Information geometry is one of the most effective tools to investigate stochastic learning models. In it, stochastic learning models are regarded as manifolds in the view of differential geometry. Amari applied it to Boltzmann Machines, which is one of the stochastic learning models. The purpose of this chapter is to apply information geometry to complex-valued Boltzmann Machines. First, we construct the complex-valued Boltzmann Machines. Next, the author describes information geometry. The author will know some important notions of information geometry, exponential families, mixture families, Kullback-Leibler divergence, connections, geodesics, Fisher metrics, potential functions and so on. Finally, they apply information geometry to complex-valued Boltzmann Machines. They will investigate the structure of complex-valued Boltzmann manifold and know the notions of the connections and Fisher metric. Moreover we will get an effective learning algorithm, what is called em algorithm, for complex-valued Boltzmann machines with hidden neurons.
TopIntroduction
These days we can get massive information and it is hard to deal with it without computers. Machine learning is effective for computers to manage massive information. Machine learning uses various learning machine models, for instance, decision trees, Bayesian Networks, Support Vector Machine, Hidden Markov Model, normal mixed distributions, neural networks and so on. Some of them are stochastically constructed.
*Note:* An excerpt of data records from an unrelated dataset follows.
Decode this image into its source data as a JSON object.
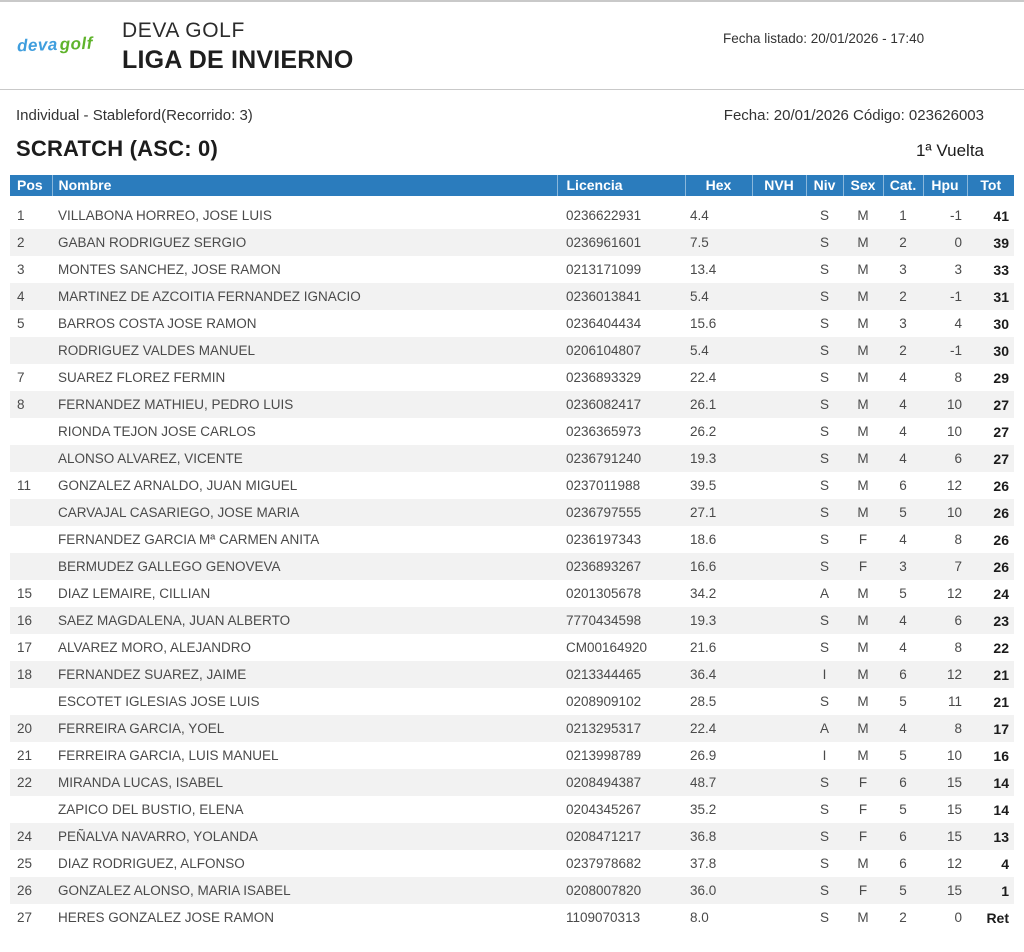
{
  "header": {
    "logo_part1": "deva",
    "logo_part2": "golf",
    "club_name": "DEVA GOLF",
    "competition_name": "LIGA DE INVIERNO",
    "listing_date": "Fecha listado: 20/01/2026 - 17:40"
  },
  "subheader": {
    "format": "Individual - Stableford(Recorrido: 3)",
    "date_code": "Fecha: 20/01/2026 Código: 023626003",
    "category_title": "SCRATCH (ASC: 0)",
    "round": "1ª Vuelta"
  },
  "colors": {
    "table_header_blue": "#2b7cbd",
    "row_stripe_gray": "#f2f2f2",
    "logo_blue": "#3f9ede",
    "logo_green": "#5fb32c"
  },
  "table": {
    "columns": [
      "Pos",
      "Nombre",
      "Licencia",
      "Hex",
      "NVH",
      "Niv",
      "Sex",
      "Cat.",
      "Hpu",
      "Tot"
    ],
    "rows": [
      {
        "pos": "1",
        "nombre": "VILLABONA HORREO, JOSE LUIS",
        "licencia": "0236622931",
        "hex": "4.4",
        "nvh": "",
        "niv": "S",
        "sex": "M",
        "cat": "1",
        "hpu": "-1",
        "tot": "41"
      },
      {
        "pos": "2",
        "nombre": "GABAN RODRIGUEZ SERGIO",
        "licencia": "0236961601",
        "hex": "7.5",
        "nvh": "",
        "niv": "S",
        "sex": "M",
        "cat": "2",
        "hpu": "0",
        "tot": "39"
      },
      {
        "pos": "3",
        "nombre": "MONTES SANCHEZ, JOSE RAMON",
        "licencia": "0213171099",
        "hex": "13.4",
        "nvh": "",
        "niv": "S",
        "sex": "M",
        "cat": "3",
        "hpu": "3",
        "tot": "33"
      },
      {
        "pos": "4",
        "nombre": "MARTINEZ DE AZCOITIA FERNANDEZ IGNACIO",
        "licencia": "0236013841",
        "hex": "5.4",
        "nvh": "",
        "niv": "S",
        "sex": "M",
        "cat": "2",
        "hpu": "-1",
        "tot": "31"
      },
      {
        "pos": "5",
        "nombre": "BARROS COSTA JOSE RAMON",
        "licencia": "0236404434",
        "hex": "15.6",
        "nvh": "",
        "niv": "S",
        "sex": "M",
        "cat": "3",
        "hpu": "4",
        "tot": "30"
      },
      {
        "pos": "",
        "nombre": "RODRIGUEZ VALDES MANUEL",
        "licencia": "0206104807",
        "hex": "5.4",
        "nvh": "",
        "niv": "S",
        "sex": "M",
        "cat": "2",
        "hpu": "-1",
        "tot": "30"
      },
      {
        "pos": "7",
        "nombre": "SUAREZ FLOREZ FERMIN",
        "licencia": "0236893329",
        "hex": "22.4",
        "nvh": "",
        "niv": "S",
        "sex": "M",
        "cat": "4",
        "hpu": "8",
        "tot": "29"
      },
      {
        "pos": "8",
        "nombre": "FERNANDEZ MATHIEU, PEDRO LUIS",
        "licencia": "0236082417",
        "hex": "26.1",
        "nvh": "",
        "niv": "S",
        "sex": "M",
        "cat": "4",
        "hpu": "10",
        "tot": "27"
      },
      {
        "pos": "",
        "nombre": "RIONDA TEJON JOSE CARLOS",
        "licencia": "0236365973",
        "hex": "26.2",
        "nvh": "",
        "niv": "S",
        "sex": "M",
        "cat": "4",
        "hpu": "10",
        "tot": "27"
      },
      {
        "pos": "",
        "nombre": "ALONSO ALVAREZ, VICENTE",
        "licencia": "0236791240",
        "hex": "19.3",
        "nvh": "",
        "niv": "S",
        "sex": "M",
        "cat": "4",
        "hpu": "6",
        "tot": "27"
      },
      {
        "pos": "11",
        "nombre": "GONZALEZ ARNALDO, JUAN MIGUEL",
        "licencia": "0237011988",
        "hex": "39.5",
        "nvh": "",
        "niv": "S",
        "sex": "M",
        "cat": "6",
        "hpu": "12",
        "tot": "26"
      },
      {
        "pos": "",
        "nombre": "CARVAJAL CASARIEGO, JOSE MARIA",
        "licencia": "0236797555",
        "hex": "27.1",
        "nvh": "",
        "niv": "S",
        "sex": "M",
        "cat": "5",
        "hpu": "10",
        "tot": "26"
      },
      {
        "pos": "",
        "nombre": "FERNANDEZ GARCIA Mª CARMEN ANITA",
        "licencia": "0236197343",
        "hex": "18.6",
        "nvh": "",
        "niv": "S",
        "sex": "F",
        "cat": "4",
        "hpu": "8",
        "tot": "26"
      },
      {
        "pos": "",
        "nombre": "BERMUDEZ GALLEGO GENOVEVA",
        "licencia": "0236893267",
        "hex": "16.6",
        "nvh": "",
        "niv": "S",
        "sex": "F",
        "cat": "3",
        "hpu": "7",
        "tot": "26"
      },
      {
        "pos": "15",
        "nombre": "DIAZ LEMAIRE, CILLIAN",
        "licencia": "0201305678",
        "hex": "34.2",
        "nvh": "",
        "niv": "A",
        "sex": "M",
        "cat": "5",
        "hpu": "12",
        "tot": "24"
      },
      {
        "pos": "16",
        "nombre": "SAEZ MAGDALENA, JUAN ALBERTO",
        "licencia": "7770434598",
        "hex": "19.3",
        "nvh": "",
        "niv": "S",
        "sex": "M",
        "cat": "4",
        "hpu": "6",
        "tot": "23"
      },
      {
        "pos": "17",
        "nombre": "ALVAREZ MORO, ALEJANDRO",
        "licencia": "CM00164920",
        "hex": "21.6",
        "nvh": "",
        "niv": "S",
        "sex": "M",
        "cat": "4",
        "hpu": "8",
        "tot": "22"
      },
      {
        "pos": "18",
        "nombre": "FERNANDEZ SUAREZ, JAIME",
        "licencia": "0213344465",
        "hex": "36.4",
        "nvh": "",
        "niv": "I",
        "sex": "M",
        "cat": "6",
        "hpu": "12",
        "tot": "21"
      },
      {
        "pos": "",
        "nombre": "ESCOTET IGLESIAS JOSE LUIS",
        "licencia": "0208909102",
        "hex": "28.5",
        "nvh": "",
        "niv": "S",
        "sex": "M",
        "cat": "5",
        "hpu": "11",
        "tot": "21"
      },
      {
        "pos": "20",
        "nombre": "FERREIRA GARCIA, YOEL",
        "licencia": "0213295317",
        "hex": "22.4",
        "nvh": "",
        "niv": "A",
        "sex": "M",
        "cat": "4",
        "hpu": "8",
        "tot": "17"
      },
      {
        "pos": "21",
        "nombre": "FERREIRA GARCIA, LUIS MANUEL",
        "licencia": "0213998789",
        "hex": "26.9",
        "nvh": "",
        "niv": "I",
        "sex": "M",
        "cat": "5",
        "hpu": "10",
        "tot": "16"
      },
      {
        "pos": "22",
        "nombre": "MIRANDA LUCAS, ISABEL",
        "licencia": "0208494387",
        "hex": "48.7",
        "nvh": "",
        "niv": "S",
        "sex": "F",
        "cat": "6",
        "hpu": "15",
        "tot": "14"
      },
      {
        "pos": "",
        "nombre": "ZAPICO DEL BUSTIO, ELENA",
        "licencia": "0204345267",
        "hex": "35.2",
        "nvh": "",
        "niv": "S",
        "sex": "F",
        "cat": "5",
        "hpu": "15",
        "tot": "14"
      },
      {
        "pos": "24",
        "nombre": "PEÑALVA NAVARRO, YOLANDA",
        "licencia": "0208471217",
        "hex": "36.8",
        "nvh": "",
        "niv": "S",
        "sex": "F",
        "cat": "6",
        "hpu": "15",
        "tot": "13"
      },
      {
        "pos": "25",
        "nombre": "DIAZ RODRIGUEZ, ALFONSO",
        "licencia": "0237978682",
        "hex": "37.8",
        "nvh": "",
        "niv": "S",
        "sex": "M",
        "cat": "6",
        "hpu": "12",
        "tot": "4"
      },
      {
        "pos": "26",
        "nombre": "GONZALEZ ALONSO, MARIA ISABEL",
        "licencia": "0208007820",
        "hex": "36.0",
        "nvh": "",
        "niv": "S",
        "sex": "F",
        "cat": "5",
        "hpu": "15",
        "tot": "1"
      },
      {
        "pos": "27",
        "nombre": "HERES GONZALEZ JOSE RAMON",
        "licencia": "1109070313",
        "hex": "8.0",
        "nvh": "",
        "niv": "S",
        "sex": "M",
        "cat": "2",
        "hpu": "0",
        "tot": "Ret"
      }
    ]
  }
}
The neural network is one of the learning machine models. It consists of many units, which are called neurons. We often use binary neurons. Then each neuron takes only two states. The set of neurons, however, takes many states. Various types of neural networks have been proposed. Feed-forward types and symmetric types of neural networks are main models. Feed-forward types of neural networks are often applied to recognize given patterns and are so useful. Symmetric types of neural network are often applied as Associative Memories. The Hopfield Network is one of the most famous models. Boltzmann Machines are stochastic types of Hopfield Networks.
Neurons take only two states in most cases. McEliece, Posner, Rodemich and Venkatech (1987) is a highly recognized critique of the Hopfield memory low capacity. Baldi and Hormik (1989) rigorously showed existence of numerous local minima in objective function for learning a nonlinear perceptron. The presentation capacity of a neuron is too poor. We hope that the neuron models have multi-states. Some researchers have proposed such models. Multi-level neuron is one of them (Zurada, Cloete & Poel, 1996). Complex-valued neurons are also multi-states neuron models. Several models of complex-valued neurons have been proposed, for example, phasor neurons (Noest, 1988a), discrete-state phasor neurons (Noest, 1988b), amplitude-phase type of complex-valued neurons (Hirose, 1992; Kuroe, 2003), real part – imaginary part type of complex-valued neurons (Benvenuto & Piazza, 1992; Nitta & Furuta, 1991; Nitta, 1997) and so on (Nemoto & Kubono, 1996; Nemoto, 2003). In this chapter, we deal with the phasor neurons and the discrete phasor neurons. In this chapter, we call phasor neurons continuous phasor neurons to distinguish them clearly from discrete phasor neurons.
Several types of neural networks, feed-forward neural networks, Hopfield Networks and Boltzmann Machines, have been extended to the complex-valued neural networks. Noest proposed complex-valued Hopfield Networks (Noest, 1988a; Noest, 1988b). They are called continuous phasor or discrete phasor neural networks. Hirose proposed back propagation learning algorithms for the amplitude-phase type of complex-valued neural networks (Hirose, 1992). Benvenuto and Piazza (1992) and Nitta and Furuya (1991) independently proposed back propagation learning algorithms for the real part – imaginary part type of complex-valued neural networks. Boltzmann Machines were also extended to the complex-valued Boltzmann Machines (Zemel, Williams & Mozer, 1993; Zemel, Williams & Mozer, 1995). The complex-valued Boltzmann Machines proposed by Zemel et al. (1993) are continuous models. Kobayashi and Yamazaki proposed the discrete version of complex-valued Boltzmann Machines (Kobayashi & Yamazaki, 2003).